Now it’s time to shape your falafel. I made them into little patties, about 1.5″x.5″, but if you’re deep frying, you can make them into the more traditional balls. They are pretty loose, so just be careful with them.

You can either deep fry them, bake them, or pan fry them. I never deep fry anything because it smells up my kitchen and it seems like a waste of oil, but if you have an air-fryer (AKA you are just flush with crazy kitchen gadgets) or a fry baby (you fry way too much) feel free to knock yourself out.

I recommend pan frying to hit the sweet spot between easy and tasty. Just pour about 1/4″ of oil in your pan, heat it over medium high, then carefully transfer the patties to the pan in batches, making sure they’re not touching. After a minute or two, the browning will creep up from the bottom, and you can flip them.

(This is not a monster falafel. It is a normal falafel in the tiny baby pan I own and which I use incessantly. In this case, I used it because I didn’t want to waste oil, and only wanted to fry a few for my lunch.)

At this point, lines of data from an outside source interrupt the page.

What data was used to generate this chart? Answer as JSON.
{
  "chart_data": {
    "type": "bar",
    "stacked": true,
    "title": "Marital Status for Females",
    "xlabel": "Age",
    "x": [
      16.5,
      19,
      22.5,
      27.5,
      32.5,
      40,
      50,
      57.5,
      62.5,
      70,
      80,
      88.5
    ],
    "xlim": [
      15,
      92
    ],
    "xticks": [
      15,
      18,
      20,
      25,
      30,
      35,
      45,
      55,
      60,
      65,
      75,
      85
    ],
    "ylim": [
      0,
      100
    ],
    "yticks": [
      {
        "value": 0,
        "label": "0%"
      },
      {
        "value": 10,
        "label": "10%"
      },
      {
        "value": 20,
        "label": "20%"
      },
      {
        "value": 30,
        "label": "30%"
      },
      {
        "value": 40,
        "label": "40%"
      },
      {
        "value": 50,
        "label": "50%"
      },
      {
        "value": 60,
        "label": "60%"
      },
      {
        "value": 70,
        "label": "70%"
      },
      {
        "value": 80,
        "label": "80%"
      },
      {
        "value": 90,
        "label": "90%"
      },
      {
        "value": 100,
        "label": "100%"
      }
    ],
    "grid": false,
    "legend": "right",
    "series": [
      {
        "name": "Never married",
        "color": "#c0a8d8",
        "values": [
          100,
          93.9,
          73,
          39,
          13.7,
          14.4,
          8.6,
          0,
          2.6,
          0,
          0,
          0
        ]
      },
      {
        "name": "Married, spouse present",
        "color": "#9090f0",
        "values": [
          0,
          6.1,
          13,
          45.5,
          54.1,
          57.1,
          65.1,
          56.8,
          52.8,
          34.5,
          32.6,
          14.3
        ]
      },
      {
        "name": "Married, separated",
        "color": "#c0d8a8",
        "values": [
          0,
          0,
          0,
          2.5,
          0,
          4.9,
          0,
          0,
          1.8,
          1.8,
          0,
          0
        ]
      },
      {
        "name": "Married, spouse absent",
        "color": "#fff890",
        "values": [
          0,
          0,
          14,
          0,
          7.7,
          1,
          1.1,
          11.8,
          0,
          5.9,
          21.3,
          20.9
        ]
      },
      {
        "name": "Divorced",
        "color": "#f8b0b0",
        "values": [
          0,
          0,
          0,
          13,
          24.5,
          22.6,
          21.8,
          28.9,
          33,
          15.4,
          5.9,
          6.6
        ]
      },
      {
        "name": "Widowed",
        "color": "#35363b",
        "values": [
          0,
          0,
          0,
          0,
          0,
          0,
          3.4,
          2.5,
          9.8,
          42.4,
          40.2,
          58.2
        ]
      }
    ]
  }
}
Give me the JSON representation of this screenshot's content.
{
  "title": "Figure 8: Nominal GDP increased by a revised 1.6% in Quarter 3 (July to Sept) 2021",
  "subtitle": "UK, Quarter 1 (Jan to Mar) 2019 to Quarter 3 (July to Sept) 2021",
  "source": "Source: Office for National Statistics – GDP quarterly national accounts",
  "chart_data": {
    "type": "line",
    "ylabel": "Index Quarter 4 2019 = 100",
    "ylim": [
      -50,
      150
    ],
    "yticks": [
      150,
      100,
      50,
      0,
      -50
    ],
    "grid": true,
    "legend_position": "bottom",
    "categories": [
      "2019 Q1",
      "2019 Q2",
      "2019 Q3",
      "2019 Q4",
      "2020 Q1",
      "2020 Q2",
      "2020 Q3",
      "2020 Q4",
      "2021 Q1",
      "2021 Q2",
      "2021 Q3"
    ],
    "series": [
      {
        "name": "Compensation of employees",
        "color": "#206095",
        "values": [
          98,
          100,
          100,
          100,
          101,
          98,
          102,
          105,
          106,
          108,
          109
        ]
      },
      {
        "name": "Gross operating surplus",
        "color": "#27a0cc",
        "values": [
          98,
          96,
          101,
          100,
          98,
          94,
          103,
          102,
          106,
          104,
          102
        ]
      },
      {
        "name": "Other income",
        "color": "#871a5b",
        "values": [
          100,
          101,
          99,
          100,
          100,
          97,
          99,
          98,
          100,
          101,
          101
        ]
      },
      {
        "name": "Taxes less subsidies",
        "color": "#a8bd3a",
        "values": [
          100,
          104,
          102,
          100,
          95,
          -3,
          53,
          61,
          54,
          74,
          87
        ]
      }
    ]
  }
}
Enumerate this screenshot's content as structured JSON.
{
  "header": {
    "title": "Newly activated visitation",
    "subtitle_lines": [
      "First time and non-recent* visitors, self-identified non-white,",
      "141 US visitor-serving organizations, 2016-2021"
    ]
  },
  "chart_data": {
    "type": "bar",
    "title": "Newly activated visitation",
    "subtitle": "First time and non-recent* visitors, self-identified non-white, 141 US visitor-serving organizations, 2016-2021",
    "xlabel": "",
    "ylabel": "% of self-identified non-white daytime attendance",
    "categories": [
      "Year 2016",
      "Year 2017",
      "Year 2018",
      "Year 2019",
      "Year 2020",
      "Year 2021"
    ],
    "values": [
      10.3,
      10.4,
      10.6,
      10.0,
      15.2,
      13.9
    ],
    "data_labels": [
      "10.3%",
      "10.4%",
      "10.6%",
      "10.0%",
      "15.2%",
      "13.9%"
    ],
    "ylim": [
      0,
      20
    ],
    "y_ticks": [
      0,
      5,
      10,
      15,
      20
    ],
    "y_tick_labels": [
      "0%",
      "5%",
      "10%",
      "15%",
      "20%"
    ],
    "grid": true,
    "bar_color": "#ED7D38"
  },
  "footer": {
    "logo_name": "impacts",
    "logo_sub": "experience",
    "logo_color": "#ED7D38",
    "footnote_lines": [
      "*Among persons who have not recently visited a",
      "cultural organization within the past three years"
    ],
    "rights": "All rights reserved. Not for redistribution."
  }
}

SO, you will see around the internet recommendations to bake your falafel. Do not do it. I did, and I regret it. I thought it would be the same! But healthier and easier and I could stock my freezer full and just heat them up! But it is NOT. THE. SAME. Even coating the baking pan with oil and the tops of the falafels with more was not enough to get much of a crunchy crust on them.

But even worse, the baked ones dried out like raisins, getting all crumbly instead of staying moist.

So, if you want to make a bunch and freeze them, I would recommend forming them, freezing them, then popping them off the pan into a ziplock. When you want fresh falafel, defrost your frozen falafel in the microwave for about 2 minutes, then fry them as usual.

I love these most in a soft pita or flatbread, but I only had a whole wheat wrap, so it had to do. Don’t follow my lead. Get thee to the pitas. Add on radishes or pickled veggies, lettuce and onion, tomatoes and tahini (and plenty of that tzatziki!). Marvel at all the flavors. Yes, falafel are healthy. And gluten-free. And vegetarian. But guess what, guys? They’re also DELICIOUS. Have another.